Dandelion looked at Pipkin and realized what it was that Hazel was asking him to do. Choking back his own fear of the desolate, grassless woodland, the before-dawn-returning owls that they could hear some way off, and the extraordinary, rank animal smell that seemed to come from somewhere rather nearer, he began.
And further, from later on:
[Holly] sat up with difficulty and looked around at them. Watership Down
"You're Hazel, aren't you?" he asked. "And that's– oh, I should know, but I'm in very poor shape, I'm afraid."
"It's Dandelion," said Hazel. "Listen– I can see that you're exhausted, but we can't stay here. We're in danger. Can you come with us to our holes?"
"Captain [Holly]," said Bluebell, "do you know what the first blade of grass said to the second blade of grass?"
Hazel looked at him sharply, but Holly replied, "Well?"
"It said, 'Look, there's a rabbit! We're in danger!'"
"This is no time–" began Hazel.
"Don't silence him," said Holly. "We wouldn't bee here at all without his blue tit's chatter." [...] It took a long time to climb the hill.
"Hazel," [Dandelion] said, "I thought I ought to come and tell you about Holly. He's much better this evening, but he had a very bad night and so did we. Every time he seemed to be going to sleep, he kept starting up and crying. I thought he was going out of his mind. Pipkin kept talking to him – he was first-rate – and he seems to set a lot of store by Bluebell. Bluebell kept on making jokes. He was worn out before the morning and so were the lot of us – we've been sleeping all day. Holly's been more or less himself since he woke up this afternoon, and he's been up to silflay. [...]"
"Is he fit to talk to us, then?" asked Bigwig.
"I think so. [...]"
They found Holly with Bluebell and Pipkin, on the turf by the anthill where Dandelion had first looked ovr the down. Holly was sniffing a purple orchis. The head of mauve blooms rocked gently on its stem as he pushed his nose against it.

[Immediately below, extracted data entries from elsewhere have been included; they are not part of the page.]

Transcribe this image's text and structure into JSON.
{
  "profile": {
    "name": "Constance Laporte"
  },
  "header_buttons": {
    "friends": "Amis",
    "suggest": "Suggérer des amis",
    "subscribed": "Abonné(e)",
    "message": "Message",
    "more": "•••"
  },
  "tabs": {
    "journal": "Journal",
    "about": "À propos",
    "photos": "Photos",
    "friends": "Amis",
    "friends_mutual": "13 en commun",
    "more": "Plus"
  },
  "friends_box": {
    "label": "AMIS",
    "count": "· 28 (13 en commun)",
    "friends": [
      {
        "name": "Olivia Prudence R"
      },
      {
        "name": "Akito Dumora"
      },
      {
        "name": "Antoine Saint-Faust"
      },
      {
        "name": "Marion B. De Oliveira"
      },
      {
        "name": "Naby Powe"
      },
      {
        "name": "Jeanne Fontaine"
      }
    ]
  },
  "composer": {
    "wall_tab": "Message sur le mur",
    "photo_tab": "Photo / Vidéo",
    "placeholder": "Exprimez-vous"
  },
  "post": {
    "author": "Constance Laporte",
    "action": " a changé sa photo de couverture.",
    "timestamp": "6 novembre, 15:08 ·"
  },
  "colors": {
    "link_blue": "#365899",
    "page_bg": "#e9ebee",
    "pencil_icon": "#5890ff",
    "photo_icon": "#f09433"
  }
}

"Don't frighten it, master," said Bluebell. "It might fly away. After all, it's got a lot of spots to choose from. Look at them all over the leaves."
"Oh, get along with you, Bluebell," answered Holly, good-humoredly.

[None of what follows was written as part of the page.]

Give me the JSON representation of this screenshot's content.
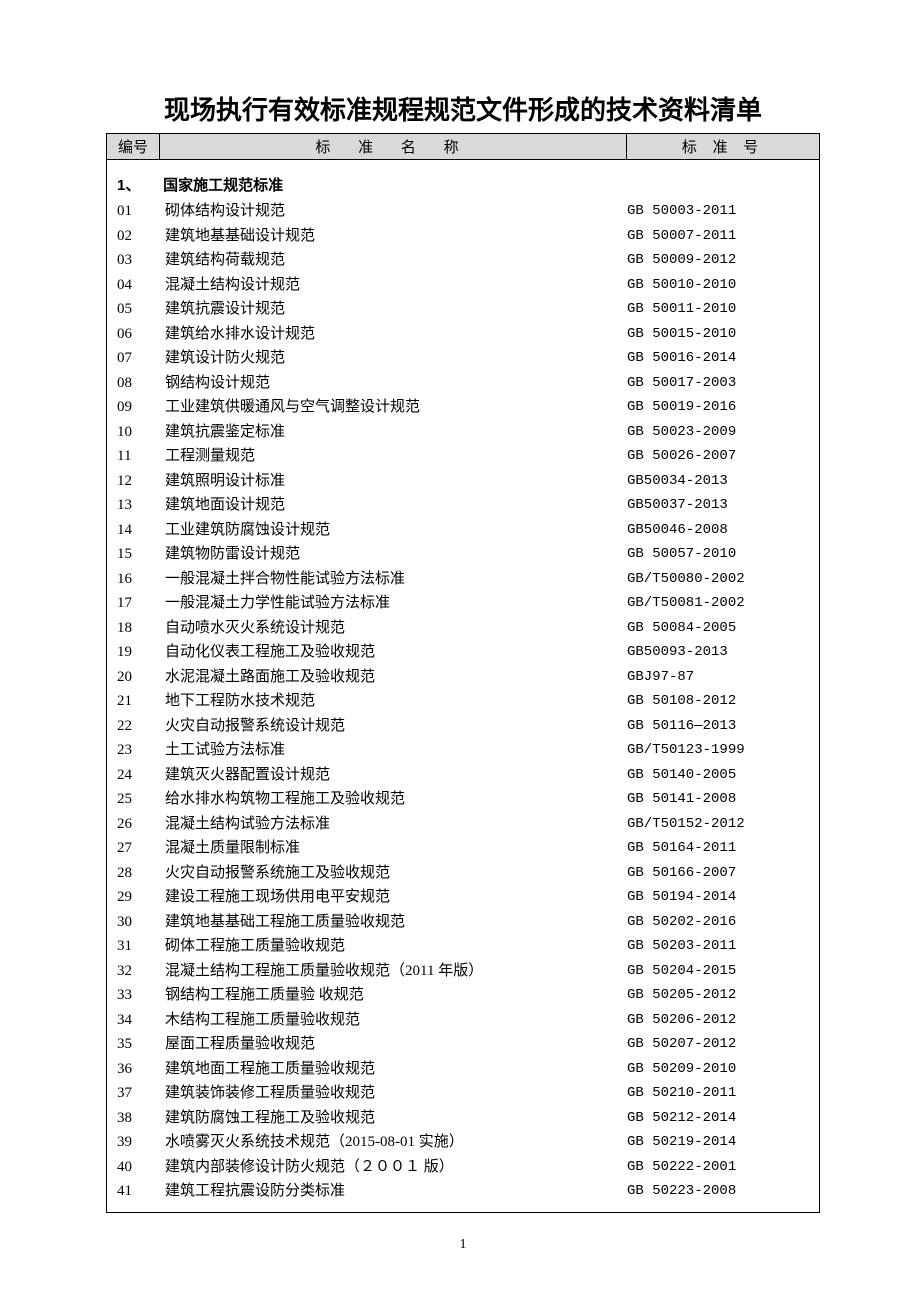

Bigwig came up, "I know it's not owl time yet," he said, "but everyone's so eager to hear you, Holly, that they want to go underground at once. Will that suit you?"

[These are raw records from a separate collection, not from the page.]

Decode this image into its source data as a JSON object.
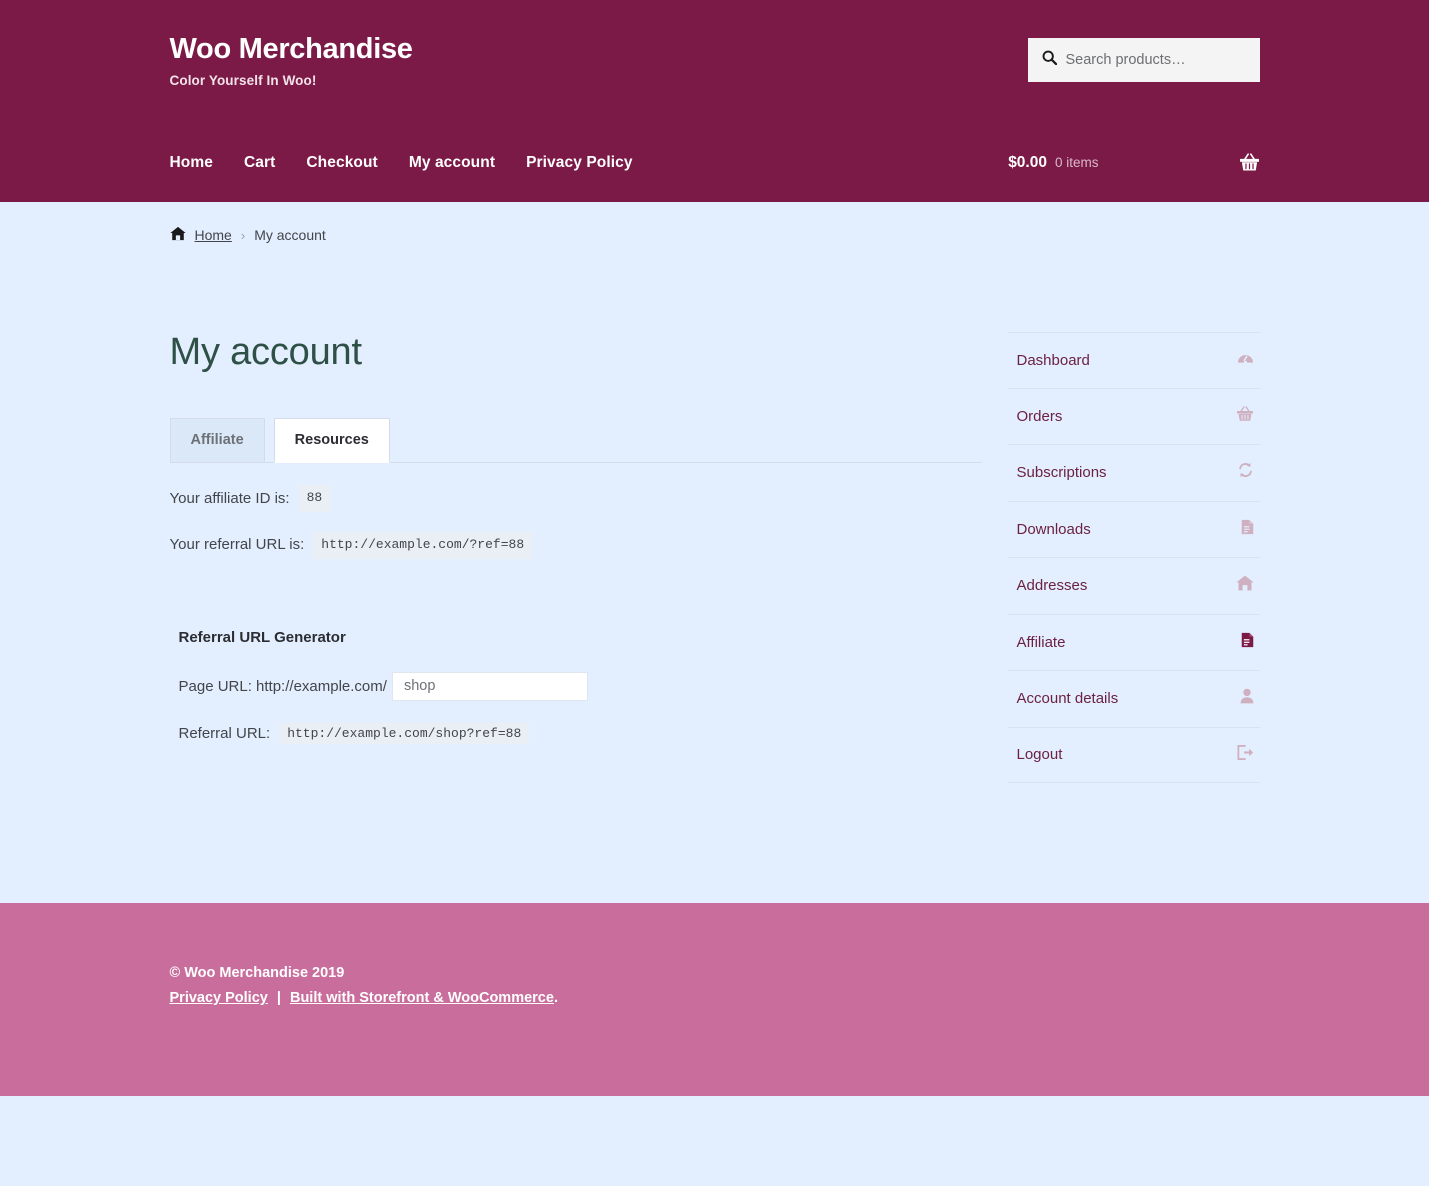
{
  "theme": {
    "header_bg": "#7b1a46",
    "body_bg": "#e3efff",
    "footer_bg": "#c96e9c",
    "heading_color": "#2f5046",
    "link_color": "#6c2142",
    "active_icon_color": "#7b1a46",
    "muted_icon_color": "#c9a8ba"
  },
  "header": {
    "site_title": "Woo Merchandise",
    "site_description": "Color Yourself In Woo!",
    "search": {
      "icon": "search-icon",
      "placeholder": "Search products…",
      "value": ""
    },
    "nav": [
      {
        "label": "Home",
        "name": "nav-home"
      },
      {
        "label": "Cart",
        "name": "nav-cart"
      },
      {
        "label": "Checkout",
        "name": "nav-checkout"
      },
      {
        "label": "My account",
        "name": "nav-my-account"
      },
      {
        "label": "Privacy Policy",
        "name": "nav-privacy-policy"
      }
    ],
    "cart": {
      "amount": "$0.00",
      "count": "0 items",
      "icon": "basket-icon"
    }
  },
  "breadcrumb": {
    "home_icon": "home-icon",
    "home_label": "Home",
    "separator": "›",
    "current": "My account"
  },
  "main": {
    "page_title": "My account",
    "tabs": [
      {
        "label": "Affiliate",
        "active": false
      },
      {
        "label": "Resources",
        "active": true
      }
    ],
    "affiliate_id": {
      "label": "Your affiliate ID is:",
      "value": "88"
    },
    "referral_url": {
      "label": "Your referral URL is:",
      "value": "http://example.com/?ref=88"
    },
    "generator": {
      "heading": "Referral URL Generator",
      "page_url_label": "Page URL: http://example.com/",
      "page_url_value": "shop",
      "page_url_placeholder": "",
      "referral_url_label": "Referral URL:",
      "referral_url_value": "http://example.com/shop?ref=88"
    }
  },
  "sidebar": {
    "items": [
      {
        "label": "Dashboard",
        "icon": "dashboard-icon",
        "active": false
      },
      {
        "label": "Orders",
        "icon": "basket-icon",
        "active": false
      },
      {
        "label": "Subscriptions",
        "icon": "refresh-icon",
        "active": false
      },
      {
        "label": "Downloads",
        "icon": "document-download-icon",
        "active": false
      },
      {
        "label": "Addresses",
        "icon": "home-icon",
        "active": false
      },
      {
        "label": "Affiliate",
        "icon": "file-text-icon",
        "active": true
      },
      {
        "label": "Account details",
        "icon": "user-icon",
        "active": false
      },
      {
        "label": "Logout",
        "icon": "logout-icon",
        "active": false
      }
    ]
  },
  "footer": {
    "copyright": "© Woo Merchandise 2019",
    "privacy_policy": "Privacy Policy",
    "separator": "|",
    "built_with": "Built with Storefront & WooCommerce",
    "trailing": "."
  }
}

"Underground?" replied Holly. "But how can you all hear me underground? I was expecting to talk here."
"Come and see," said Bigwig.
Holly and Bluebell were impressed by the Honeycomb.
"This is something quite new," said Holly. "What keeps the roof up?"
"It doens't need to be kept up," said Bluebell. "It's right up the hill already."
"An idea we found on the way," said Bigwig.
"Lying in a field," said Bluebell. "It's all right, master, I'll be quiet while you're speaking."
"Yes, you must," said Holly. "Soon no one will want jokes."
"[...] Men never hurry, do they? Then one of them got a spade and began filling in the mouths of all the holes he could find. Every hole he came to, he cut out the turf above and pushed it into the hole. That puzzled me, because with ferrets they want to drive the rabbits out. But I was expecting that they'd leave a few holes open and net them: although that would have been a foolish way to ferret, because a rabbit that went up a blocked run would be killed underground and then the man wouldn't get his ferret back very easily, you know."
"Don't make it to grim, Holly," said Hazel, for Pipkin was shuddering at the thought of the blocked run and the pursuing ferret.
"Too grim?" replied Holly bitterly. "I've hardly started yet. Would anyone like to go away?" No one moved and after a few moments he continued.
"After that we had the worst time of all. If it hadn't had been for Bluebell's jokes and chatter we'd have stopped running[**] for certain."
"Hraka one end, jokes the other," said Bluebell. "I used to roll a joke along the ground and we both followed it. That was how we kept going."
, Richard Adams, from the chapters "A Honeycomb and a Mouse" and "For El-Ahrairah to Cry".* Elided: the famous part about what happened to Sandleford Warren, which, when people say seeing the movie as children traumatized them, is the part they're talking about.
** A euphemism previously established.